C’est dans ce cadre que le gouvernement De Croo s’est donné comme objectif d’atteindre 80 % de taux d’emploi en 2030, impliquant de facto le retour à l’emploi pour différents groupes non actifs. Cela concerne notamment les personnes en incapacité de travail pour cause de maladie, mais ayant recouvert des capacités suffisantes pour un possible retour à l’emploi, moyennant un accompagnement et d'éventuels aménagements des missions, du poste ou du régime de travail.

"Invalidité" trop élevée

En la matière, l’incapacité de travail de plus de 12 mois, autrement appelée "invalidité", est encore trop élevée en Belgique. Notre pays devrait donc encore fournir d’importants efforts dans ce domaine. L'invalidité est mesurée par la part des personnes (de 16 ans ou plus) en incapacité de travail de plus d’un an dans l’emploi total (salariés et indépendants) du secteur privé en Belgique. Les chômeurs ayant accès à ce statut sont aussi inclus dans le calcul. Le nombre de personne en incapacité de travail de plus de 12 mois devrait être à la baisse mais augmente de manière structurelle (presque 5 % chaque année). En 2020, la proportion était à 10,7 % du total de la population des travailleurs du secteur privé et des demandeurs d’emploi.
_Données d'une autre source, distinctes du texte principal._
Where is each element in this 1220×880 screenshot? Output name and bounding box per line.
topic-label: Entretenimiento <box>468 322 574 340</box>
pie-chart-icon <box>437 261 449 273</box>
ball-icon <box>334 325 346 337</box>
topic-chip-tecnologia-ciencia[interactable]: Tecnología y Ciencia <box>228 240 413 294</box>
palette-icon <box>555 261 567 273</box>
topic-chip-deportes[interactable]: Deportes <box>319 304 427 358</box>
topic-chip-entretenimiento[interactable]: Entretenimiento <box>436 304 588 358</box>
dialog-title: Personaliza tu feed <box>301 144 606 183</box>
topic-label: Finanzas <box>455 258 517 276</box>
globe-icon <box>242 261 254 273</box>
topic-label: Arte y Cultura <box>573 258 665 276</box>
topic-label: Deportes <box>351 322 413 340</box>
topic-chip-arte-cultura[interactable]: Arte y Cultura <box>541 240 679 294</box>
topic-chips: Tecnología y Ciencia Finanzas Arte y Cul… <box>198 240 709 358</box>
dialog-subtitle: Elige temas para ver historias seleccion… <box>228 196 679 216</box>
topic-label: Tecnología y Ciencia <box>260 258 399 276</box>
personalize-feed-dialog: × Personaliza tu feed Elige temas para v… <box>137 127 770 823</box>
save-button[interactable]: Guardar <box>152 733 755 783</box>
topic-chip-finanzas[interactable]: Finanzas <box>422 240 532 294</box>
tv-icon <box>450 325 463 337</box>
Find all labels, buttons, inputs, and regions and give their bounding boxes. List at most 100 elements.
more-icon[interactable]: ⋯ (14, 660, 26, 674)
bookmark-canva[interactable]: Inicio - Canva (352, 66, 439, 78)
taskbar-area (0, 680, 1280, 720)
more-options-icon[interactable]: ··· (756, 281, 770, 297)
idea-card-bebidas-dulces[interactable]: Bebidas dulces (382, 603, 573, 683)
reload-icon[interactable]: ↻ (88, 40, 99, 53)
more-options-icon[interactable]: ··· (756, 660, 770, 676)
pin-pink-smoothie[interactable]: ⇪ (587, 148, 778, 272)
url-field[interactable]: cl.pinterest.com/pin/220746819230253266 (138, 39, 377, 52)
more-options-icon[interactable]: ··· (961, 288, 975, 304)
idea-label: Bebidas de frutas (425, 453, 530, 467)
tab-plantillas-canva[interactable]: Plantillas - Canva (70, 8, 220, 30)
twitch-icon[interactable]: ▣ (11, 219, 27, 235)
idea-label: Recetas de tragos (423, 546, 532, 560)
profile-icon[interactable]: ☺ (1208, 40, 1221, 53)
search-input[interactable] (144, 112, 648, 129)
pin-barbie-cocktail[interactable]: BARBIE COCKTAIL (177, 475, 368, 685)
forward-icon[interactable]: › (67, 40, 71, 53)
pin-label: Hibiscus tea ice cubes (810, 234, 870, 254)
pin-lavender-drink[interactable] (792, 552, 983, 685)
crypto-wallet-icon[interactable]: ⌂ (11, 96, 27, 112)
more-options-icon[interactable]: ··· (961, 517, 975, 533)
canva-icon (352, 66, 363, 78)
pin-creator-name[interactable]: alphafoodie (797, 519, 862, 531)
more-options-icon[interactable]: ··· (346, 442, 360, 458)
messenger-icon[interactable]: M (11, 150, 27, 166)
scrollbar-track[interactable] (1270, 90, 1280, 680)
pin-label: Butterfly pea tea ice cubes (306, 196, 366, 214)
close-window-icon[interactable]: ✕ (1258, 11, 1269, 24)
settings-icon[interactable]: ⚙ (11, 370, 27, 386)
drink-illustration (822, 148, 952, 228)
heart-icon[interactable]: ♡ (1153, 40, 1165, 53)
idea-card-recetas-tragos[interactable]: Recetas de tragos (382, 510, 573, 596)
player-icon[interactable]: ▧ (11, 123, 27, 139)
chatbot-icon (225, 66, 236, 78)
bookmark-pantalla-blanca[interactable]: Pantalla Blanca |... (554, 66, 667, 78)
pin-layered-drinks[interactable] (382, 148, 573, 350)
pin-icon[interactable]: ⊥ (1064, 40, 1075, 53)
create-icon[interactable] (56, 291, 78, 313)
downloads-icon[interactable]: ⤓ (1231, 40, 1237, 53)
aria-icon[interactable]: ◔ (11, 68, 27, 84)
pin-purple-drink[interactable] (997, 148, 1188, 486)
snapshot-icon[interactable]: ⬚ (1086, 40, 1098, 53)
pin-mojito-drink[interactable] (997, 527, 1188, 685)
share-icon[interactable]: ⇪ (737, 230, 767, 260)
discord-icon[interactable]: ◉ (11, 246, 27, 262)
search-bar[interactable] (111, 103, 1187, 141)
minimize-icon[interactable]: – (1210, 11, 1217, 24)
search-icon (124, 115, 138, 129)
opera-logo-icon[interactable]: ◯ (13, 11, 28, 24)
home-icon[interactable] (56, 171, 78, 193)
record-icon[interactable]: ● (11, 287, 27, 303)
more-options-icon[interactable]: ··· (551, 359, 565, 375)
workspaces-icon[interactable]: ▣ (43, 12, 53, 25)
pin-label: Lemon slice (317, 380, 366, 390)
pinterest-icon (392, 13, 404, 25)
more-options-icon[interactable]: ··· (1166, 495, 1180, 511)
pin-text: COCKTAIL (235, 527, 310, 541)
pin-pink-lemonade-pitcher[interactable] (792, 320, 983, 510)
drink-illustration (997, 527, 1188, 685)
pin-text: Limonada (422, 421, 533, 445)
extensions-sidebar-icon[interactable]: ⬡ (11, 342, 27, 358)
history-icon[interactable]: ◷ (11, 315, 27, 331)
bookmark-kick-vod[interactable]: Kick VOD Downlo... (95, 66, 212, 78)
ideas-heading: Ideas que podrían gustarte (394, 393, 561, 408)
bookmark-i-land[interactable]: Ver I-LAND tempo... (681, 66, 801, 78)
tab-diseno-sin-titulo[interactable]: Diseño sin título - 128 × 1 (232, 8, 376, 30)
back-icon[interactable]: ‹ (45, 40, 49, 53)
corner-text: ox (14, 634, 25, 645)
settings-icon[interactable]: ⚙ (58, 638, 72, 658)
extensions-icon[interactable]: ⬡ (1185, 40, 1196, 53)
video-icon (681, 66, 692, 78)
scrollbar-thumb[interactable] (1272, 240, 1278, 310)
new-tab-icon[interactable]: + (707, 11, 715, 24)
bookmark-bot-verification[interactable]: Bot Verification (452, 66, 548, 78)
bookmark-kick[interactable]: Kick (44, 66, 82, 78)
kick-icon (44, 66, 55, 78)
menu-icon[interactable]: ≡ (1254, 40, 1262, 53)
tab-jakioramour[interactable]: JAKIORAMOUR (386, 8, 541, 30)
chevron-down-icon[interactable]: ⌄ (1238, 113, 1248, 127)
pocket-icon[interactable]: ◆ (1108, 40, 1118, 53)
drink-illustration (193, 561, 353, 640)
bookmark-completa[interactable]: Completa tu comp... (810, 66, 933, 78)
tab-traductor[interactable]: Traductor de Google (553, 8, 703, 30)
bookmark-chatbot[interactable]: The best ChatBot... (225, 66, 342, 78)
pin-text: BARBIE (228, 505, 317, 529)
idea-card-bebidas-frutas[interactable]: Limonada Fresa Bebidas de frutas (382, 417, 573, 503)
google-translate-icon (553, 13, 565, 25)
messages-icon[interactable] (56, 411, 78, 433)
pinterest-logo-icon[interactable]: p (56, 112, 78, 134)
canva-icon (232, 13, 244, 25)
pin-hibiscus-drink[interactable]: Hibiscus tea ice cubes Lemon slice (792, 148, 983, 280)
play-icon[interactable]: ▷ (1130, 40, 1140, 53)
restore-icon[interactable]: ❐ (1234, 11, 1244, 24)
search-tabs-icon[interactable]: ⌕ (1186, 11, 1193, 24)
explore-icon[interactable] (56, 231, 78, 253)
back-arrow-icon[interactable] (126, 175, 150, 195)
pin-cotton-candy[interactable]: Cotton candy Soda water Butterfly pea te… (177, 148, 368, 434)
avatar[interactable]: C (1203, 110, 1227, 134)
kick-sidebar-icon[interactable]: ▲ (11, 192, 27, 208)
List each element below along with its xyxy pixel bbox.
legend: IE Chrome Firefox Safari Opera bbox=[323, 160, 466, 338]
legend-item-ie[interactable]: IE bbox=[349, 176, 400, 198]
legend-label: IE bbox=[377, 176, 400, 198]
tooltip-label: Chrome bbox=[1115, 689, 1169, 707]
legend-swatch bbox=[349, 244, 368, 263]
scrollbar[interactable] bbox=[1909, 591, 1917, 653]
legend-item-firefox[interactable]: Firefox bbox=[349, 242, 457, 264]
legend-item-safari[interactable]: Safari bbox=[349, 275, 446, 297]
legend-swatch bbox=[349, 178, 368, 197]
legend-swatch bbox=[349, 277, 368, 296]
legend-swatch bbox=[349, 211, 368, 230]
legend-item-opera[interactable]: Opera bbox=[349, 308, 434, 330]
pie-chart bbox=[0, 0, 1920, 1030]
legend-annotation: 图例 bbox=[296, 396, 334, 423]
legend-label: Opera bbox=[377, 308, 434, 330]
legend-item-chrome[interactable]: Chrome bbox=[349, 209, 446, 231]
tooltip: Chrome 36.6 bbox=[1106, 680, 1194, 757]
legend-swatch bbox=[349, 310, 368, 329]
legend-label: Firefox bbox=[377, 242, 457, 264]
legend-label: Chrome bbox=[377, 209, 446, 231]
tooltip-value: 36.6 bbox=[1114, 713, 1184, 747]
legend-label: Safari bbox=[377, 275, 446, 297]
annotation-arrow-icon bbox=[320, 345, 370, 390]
L’indicateur utilisé pour les objectifs de développement durable se focalise sur les personnes en incapacité de longue durée. Mais on sait que l’accompagnement au retour à l’emploi fonctionne mieux lorsqu'il a lieu tôt dans le parcours de la personne, et idéalement avant les 12 premiers mois. 
C’est d'ailleurs en ce sens que le gouvernement De Croo s'est montré très ambitieux pour faire baisser le nombre d’incapacités de travail, notamment en implémentant la fonction de 'return-to-work coordinator' (coordinateurs Retour au Travail), en révisant les trajets de réintégration et en accentuant la responsabilisation des différentes parties prenantes. 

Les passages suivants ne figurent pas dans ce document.